Cass. Soc., 6 juin 2024, n° 22-11.736

In a decision of 6 June 2024, the Court of Cassation accepted the admissibility of a recording made by an employee without the employer’s knowledge in the context of proceedings for the recognition of an accident at work and the existence of inexcusable fault on the part of the employer.

In this case, the employee declared that he had suffered an accident at work following a physical altercation at his workplace with the company’s manager. After the accident had been reported and covered by the primary health insurance fund under the legislation on occupational risks, the employer referred the matter to the TASS in order to render the decision unenforceable.

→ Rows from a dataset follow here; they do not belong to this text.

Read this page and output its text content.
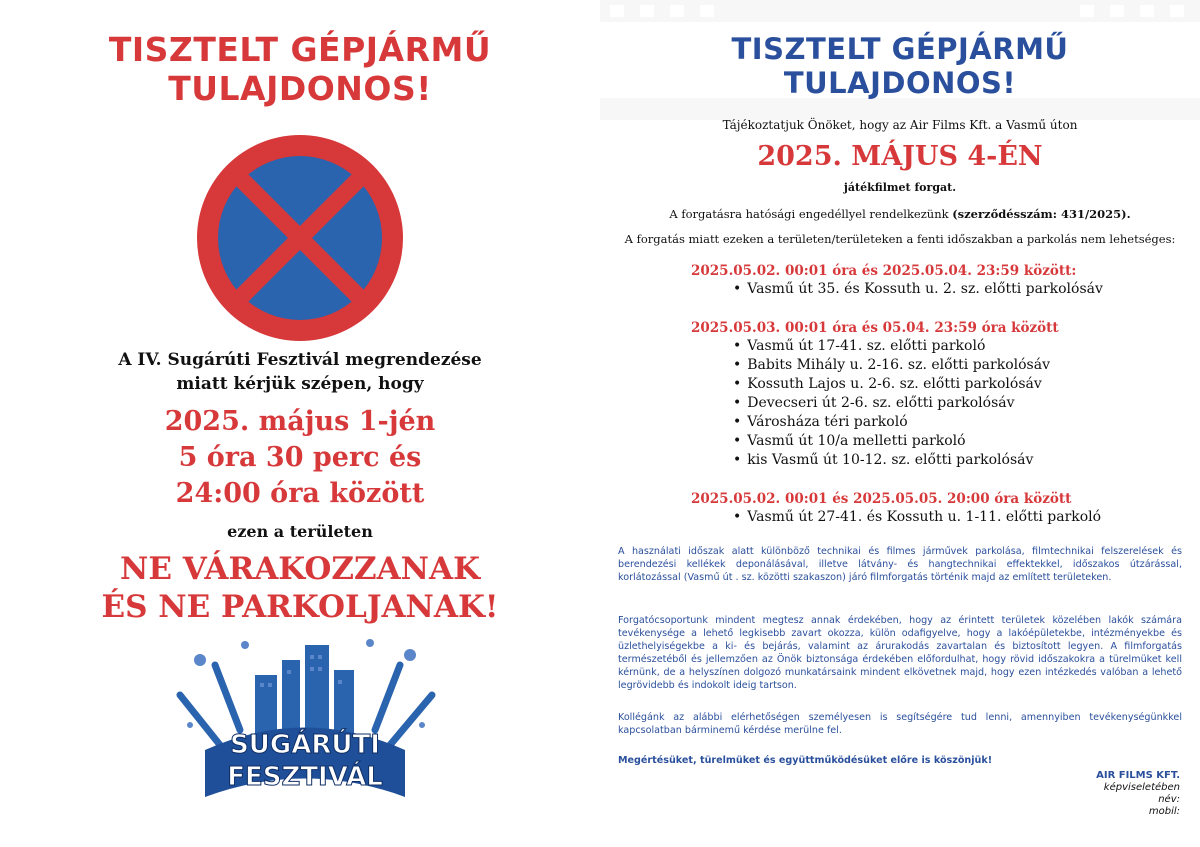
TISZTELT GÉPJÁRMŰ
TULAJDONOS!
A IV. Sugárúti Fesztivál megrendezése
miatt kérjük szépen, hogy
2025. május 1-jén
5 óra 30 perc és
24:00 óra között
ezen a területen
NE VÁRAKOZZANAK
ÉS NE PARKOLJANAK!
SUGÁRÚTI
FESZTIVÁL
TISZTELT GÉPJÁRMŰ
TULAJDONOS!
Tájékoztatjuk Önöket, hogy az Air Films Kft. a Vasmű úton
2025. MÁJUS 4-ÉN
játékfilmet forgat.
A forgatásra hatósági engedéllyel rendelkezünk (szerződésszám: 431/2025).
A forgatás miatt ezeken a területen/területeken a fenti időszakban a parkolás nem lehetséges:
2025.05.02. 00:01 óra és 2025.05.04. 23:59 között:
• Vasmű út 35. és Kossuth u. 2. sz. előtti parkolósáv
2025.05.03. 00:01 óra és 05.04. 23:59 óra között
• Vasmű út 17-41. sz. előtti parkoló
• Babits Mihály u. 2-16. sz. előtti parkolósáv
• Kossuth Lajos u. 2-6. sz. előtti parkolósáv
• Devecseri út 2-6. sz. előtti parkolósáv
• Városháza téri parkoló
• Vasmű út 10/a melletti parkoló
• kis Vasmű út 10-12. sz. előtti parkolósáv
2025.05.02. 00:01 és 2025.05.05. 20:00 óra között
• Vasmű út 27-41. és Kossuth u. 1-11. előtti parkoló
A használati időszak alatt különböző technikai és filmes járművek parkolása, filmtechnikai felszerelések és berendezési kellékek deponálásával, illetve látvány- és hangtechnikai effektekkel, időszakos útzárással, korlátozással (Vasmű út . sz. közötti szakaszon) járó filmforgatás történik majd az említett területeken.
Forgatócsoportunk mindent megtesz annak érdekében, hogy az érintett területek közelében lakók számára tevékenysége a lehető legkisebb zavart okozza, külön odafigyelve, hogy a lakóépületekbe, intézményekbe és üzlethelyiségekbe a ki- és bejárás, valamint az árurakodás zavartalan és biztosított legyen. A filmforgatás természetéből és jellemzően az Önök biztonsága érdekében előfordulhat, hogy rövid időszakokra a türelmüket kell kérnünk, de a helyszínen dolgozó munkatársaink mindent elkövetnek majd, hogy ezen intézkedés valóban a lehető legrövidebb és indokolt ideig tartson.
Kollégánk az alábbi elérhetőségen személyesen is segítségére tud lenni, amennyiben tevékenységünkkel kapcsolatban bárminemű kérdése merülne fel.
Megértésüket, türelmüket és együttműködésüket előre is köszönjük!
AIR FILMS KFT.
képviseletében
név:
mobil:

The employee also brought an action before the TASS for “inexcusable fault on the part of the employer”. The two cases were joined.

The TASS and then the Court of Appeal, basing their decision on an audio recording of the altercation made without the employer’s knowledge, rejected the employer’s claim that the decision could not be set aside and ruled that the employer was guilty of inexcusable fault.

In its appeal to the French Supreme Court, the employer argued that the evidence was unfair and not essential (due to the presence of witnesses) and sought to have the decisions overturned.

The Court of Cassation dismissed the employer’s appeal and accepted the admissibility of the illegal recording made by the employee, citing the judgment of the Court of Cassation of 22 December 2023.

According to the court, “if the use of the recording of the comments, made without the author’s knowledge, undermined the fairness of the proceedings as a whole, balancing the right to privacy of the director of the employer company against the victim’s right to evidence, the Court of Appeal was able to conclude that the production of this evidence was essential for the victim to exercise her right to have both the occupational nature of the accident resulting from this argument and the inexcusable fault of her employer in causing it recognised, and that the interference in the private life of the director of the employer company was strictly proportionate to the objective of establishing the reality of the violence suffered by her and denied by the employer”.

This judgment follows on from the judgment delivered by the full Court on 22 December 2023 and provides another example of the indispensability of the element of proof. In this case, the Court upheld the reasoning of the trial judge, who had held that the recording was indispensable where:

– the employees present during the altercation were “subordinate” to the employer;

– the customer present had an “economic link” with the manager, so that “the victim could legitimately doubt whether she could rely on her testimony”.